Client-Side Validation Is Not Optional
Even with forced tool calls, validate on the client. The API enforces that the response is valid JSON matching the schema, but your application logic may have constraints the schema cannot express: a revenue figure must be positive, a date must be in the past, a count cannot exceed a known maximum.

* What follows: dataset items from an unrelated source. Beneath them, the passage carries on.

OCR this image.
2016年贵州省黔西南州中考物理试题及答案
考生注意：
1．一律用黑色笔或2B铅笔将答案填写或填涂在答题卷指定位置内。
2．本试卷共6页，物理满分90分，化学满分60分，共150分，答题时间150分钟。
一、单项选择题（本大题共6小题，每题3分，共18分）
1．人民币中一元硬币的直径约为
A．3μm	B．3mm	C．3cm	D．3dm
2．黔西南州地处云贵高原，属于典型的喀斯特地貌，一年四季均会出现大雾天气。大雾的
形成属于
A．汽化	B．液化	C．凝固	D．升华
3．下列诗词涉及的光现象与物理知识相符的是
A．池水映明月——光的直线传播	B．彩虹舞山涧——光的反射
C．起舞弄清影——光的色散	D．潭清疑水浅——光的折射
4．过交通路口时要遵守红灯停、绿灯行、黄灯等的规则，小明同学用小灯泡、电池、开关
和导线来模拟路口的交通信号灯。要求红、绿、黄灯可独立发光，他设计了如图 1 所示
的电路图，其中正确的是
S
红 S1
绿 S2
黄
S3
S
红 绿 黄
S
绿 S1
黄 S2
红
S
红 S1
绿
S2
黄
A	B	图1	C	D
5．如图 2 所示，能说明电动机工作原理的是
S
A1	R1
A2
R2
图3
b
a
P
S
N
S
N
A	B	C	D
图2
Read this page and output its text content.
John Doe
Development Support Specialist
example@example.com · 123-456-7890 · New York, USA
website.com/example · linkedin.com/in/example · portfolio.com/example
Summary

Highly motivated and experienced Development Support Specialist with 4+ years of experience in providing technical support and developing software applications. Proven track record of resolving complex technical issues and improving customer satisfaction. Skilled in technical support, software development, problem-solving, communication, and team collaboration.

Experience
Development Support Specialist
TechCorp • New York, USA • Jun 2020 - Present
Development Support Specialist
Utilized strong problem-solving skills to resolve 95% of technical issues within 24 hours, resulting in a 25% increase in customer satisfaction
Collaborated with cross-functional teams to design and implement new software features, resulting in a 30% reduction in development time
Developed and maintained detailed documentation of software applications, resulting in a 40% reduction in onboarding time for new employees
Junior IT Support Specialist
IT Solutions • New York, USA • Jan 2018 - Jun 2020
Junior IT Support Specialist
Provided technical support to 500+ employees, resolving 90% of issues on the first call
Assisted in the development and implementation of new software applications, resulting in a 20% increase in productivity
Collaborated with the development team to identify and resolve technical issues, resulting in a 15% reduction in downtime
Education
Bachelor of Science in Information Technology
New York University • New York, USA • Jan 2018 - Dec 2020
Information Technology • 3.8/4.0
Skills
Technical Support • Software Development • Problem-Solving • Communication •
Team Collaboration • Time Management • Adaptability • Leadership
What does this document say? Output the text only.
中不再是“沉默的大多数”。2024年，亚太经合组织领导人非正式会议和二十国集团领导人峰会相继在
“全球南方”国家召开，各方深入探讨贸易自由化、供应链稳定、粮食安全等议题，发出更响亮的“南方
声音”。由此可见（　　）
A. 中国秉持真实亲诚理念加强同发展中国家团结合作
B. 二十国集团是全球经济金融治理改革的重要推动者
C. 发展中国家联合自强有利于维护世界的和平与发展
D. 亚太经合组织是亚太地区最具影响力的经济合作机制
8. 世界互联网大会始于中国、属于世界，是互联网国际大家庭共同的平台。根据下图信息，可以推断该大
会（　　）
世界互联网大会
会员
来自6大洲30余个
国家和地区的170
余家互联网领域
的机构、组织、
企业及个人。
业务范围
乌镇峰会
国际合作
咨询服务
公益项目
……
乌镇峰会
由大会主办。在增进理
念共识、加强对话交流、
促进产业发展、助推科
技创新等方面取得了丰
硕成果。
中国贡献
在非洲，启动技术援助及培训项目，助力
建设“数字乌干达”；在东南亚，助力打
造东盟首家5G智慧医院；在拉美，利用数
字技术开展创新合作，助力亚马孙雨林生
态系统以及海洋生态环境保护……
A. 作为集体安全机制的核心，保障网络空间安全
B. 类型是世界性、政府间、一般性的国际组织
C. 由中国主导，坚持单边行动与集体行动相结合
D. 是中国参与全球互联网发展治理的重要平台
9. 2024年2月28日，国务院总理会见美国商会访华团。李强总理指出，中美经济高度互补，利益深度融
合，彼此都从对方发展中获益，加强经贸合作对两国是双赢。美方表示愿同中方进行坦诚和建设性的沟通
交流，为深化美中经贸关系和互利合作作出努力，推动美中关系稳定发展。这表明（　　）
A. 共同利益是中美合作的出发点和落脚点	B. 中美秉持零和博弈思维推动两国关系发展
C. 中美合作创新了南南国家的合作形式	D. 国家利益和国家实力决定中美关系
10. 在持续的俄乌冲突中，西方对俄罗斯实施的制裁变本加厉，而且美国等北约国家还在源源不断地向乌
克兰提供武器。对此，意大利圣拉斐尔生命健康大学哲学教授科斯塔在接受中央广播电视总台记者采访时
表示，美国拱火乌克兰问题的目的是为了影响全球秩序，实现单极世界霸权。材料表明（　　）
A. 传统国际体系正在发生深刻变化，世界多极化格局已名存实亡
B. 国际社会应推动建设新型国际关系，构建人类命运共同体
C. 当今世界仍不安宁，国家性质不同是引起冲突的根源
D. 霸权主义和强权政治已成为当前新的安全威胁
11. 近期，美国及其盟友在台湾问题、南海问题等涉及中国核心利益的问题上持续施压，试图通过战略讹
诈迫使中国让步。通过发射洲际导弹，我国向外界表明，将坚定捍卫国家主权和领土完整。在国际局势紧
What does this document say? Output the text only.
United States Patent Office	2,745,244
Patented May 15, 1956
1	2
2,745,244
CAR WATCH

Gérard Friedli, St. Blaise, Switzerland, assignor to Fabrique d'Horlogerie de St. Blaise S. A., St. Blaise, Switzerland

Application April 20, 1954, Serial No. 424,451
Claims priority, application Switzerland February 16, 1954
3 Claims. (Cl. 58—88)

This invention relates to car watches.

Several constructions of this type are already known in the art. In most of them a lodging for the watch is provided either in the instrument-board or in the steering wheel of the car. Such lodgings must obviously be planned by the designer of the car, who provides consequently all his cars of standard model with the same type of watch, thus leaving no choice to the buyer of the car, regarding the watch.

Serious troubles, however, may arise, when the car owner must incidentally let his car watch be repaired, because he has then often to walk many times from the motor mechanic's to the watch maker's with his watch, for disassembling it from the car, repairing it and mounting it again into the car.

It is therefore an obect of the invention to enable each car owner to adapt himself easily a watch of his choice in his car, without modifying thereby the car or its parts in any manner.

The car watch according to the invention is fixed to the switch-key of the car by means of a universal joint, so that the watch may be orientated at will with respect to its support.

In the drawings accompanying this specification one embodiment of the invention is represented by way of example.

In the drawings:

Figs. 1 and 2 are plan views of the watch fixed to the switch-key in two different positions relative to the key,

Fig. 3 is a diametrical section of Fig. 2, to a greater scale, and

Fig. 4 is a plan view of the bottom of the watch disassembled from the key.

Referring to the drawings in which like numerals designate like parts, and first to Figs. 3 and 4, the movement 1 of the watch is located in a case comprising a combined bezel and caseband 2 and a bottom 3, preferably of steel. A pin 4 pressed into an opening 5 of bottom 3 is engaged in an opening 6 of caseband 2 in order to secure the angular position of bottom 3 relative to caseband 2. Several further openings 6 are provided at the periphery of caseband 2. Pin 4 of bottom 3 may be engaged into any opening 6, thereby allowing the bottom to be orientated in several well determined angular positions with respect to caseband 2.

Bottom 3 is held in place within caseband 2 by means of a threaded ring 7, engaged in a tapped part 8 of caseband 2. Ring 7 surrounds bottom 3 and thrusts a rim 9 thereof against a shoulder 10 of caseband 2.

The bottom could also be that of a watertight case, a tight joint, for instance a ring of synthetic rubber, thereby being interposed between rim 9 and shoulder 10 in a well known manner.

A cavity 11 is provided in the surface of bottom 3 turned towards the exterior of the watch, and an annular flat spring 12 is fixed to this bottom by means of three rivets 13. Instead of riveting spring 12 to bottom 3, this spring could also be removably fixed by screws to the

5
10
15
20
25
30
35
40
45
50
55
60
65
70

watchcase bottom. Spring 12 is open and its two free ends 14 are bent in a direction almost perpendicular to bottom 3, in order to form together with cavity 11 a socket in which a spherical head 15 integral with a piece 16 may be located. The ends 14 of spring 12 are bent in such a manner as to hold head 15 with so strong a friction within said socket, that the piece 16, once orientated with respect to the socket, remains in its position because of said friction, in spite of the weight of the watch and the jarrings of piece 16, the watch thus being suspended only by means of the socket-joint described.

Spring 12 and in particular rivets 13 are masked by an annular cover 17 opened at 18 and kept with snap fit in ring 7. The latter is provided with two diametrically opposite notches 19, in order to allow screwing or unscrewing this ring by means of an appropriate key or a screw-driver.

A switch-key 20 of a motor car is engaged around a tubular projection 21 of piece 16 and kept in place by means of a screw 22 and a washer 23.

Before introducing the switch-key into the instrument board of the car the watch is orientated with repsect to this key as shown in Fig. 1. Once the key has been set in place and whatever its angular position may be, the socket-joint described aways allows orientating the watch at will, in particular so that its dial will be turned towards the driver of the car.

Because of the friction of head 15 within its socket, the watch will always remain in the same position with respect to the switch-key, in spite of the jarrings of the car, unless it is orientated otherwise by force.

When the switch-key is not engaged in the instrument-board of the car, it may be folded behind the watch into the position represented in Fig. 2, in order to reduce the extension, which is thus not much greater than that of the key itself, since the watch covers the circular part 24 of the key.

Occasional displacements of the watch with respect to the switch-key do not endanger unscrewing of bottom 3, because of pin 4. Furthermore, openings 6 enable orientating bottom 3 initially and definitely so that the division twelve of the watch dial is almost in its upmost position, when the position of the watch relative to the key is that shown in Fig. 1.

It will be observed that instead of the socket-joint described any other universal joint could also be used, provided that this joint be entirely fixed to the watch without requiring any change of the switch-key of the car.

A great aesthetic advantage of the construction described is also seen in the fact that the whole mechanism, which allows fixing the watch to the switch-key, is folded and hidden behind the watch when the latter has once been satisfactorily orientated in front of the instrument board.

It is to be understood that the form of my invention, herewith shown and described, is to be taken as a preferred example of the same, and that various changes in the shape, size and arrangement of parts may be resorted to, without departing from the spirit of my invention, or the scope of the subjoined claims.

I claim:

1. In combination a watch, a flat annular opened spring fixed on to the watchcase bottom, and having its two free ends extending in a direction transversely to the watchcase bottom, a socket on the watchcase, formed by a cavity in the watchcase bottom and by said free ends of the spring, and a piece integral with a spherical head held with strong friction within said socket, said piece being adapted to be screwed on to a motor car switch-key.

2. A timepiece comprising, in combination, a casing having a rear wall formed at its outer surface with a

Treat the model’s output the way you treat any external input: parse it, validate it, reject it loudly if it fails. A validation error in a structured output pipeline is a signal to improve your schema or your prompt, not a reason to add a try/catch that swallows the problem.
Takeaway
Structured output and tool use are not advanced features. They are the baseline for any AI integration that needs to be production-worthy. Start with tool use and forced tool choice for any workflow where you need guaranteed structure. Use adaptive thinking when the source material demands it, and apply it only to the model versions that support it. Design schemas with the model as the consumer, validate outputs as external input, and you will spend your time building features rather than debugging parsers.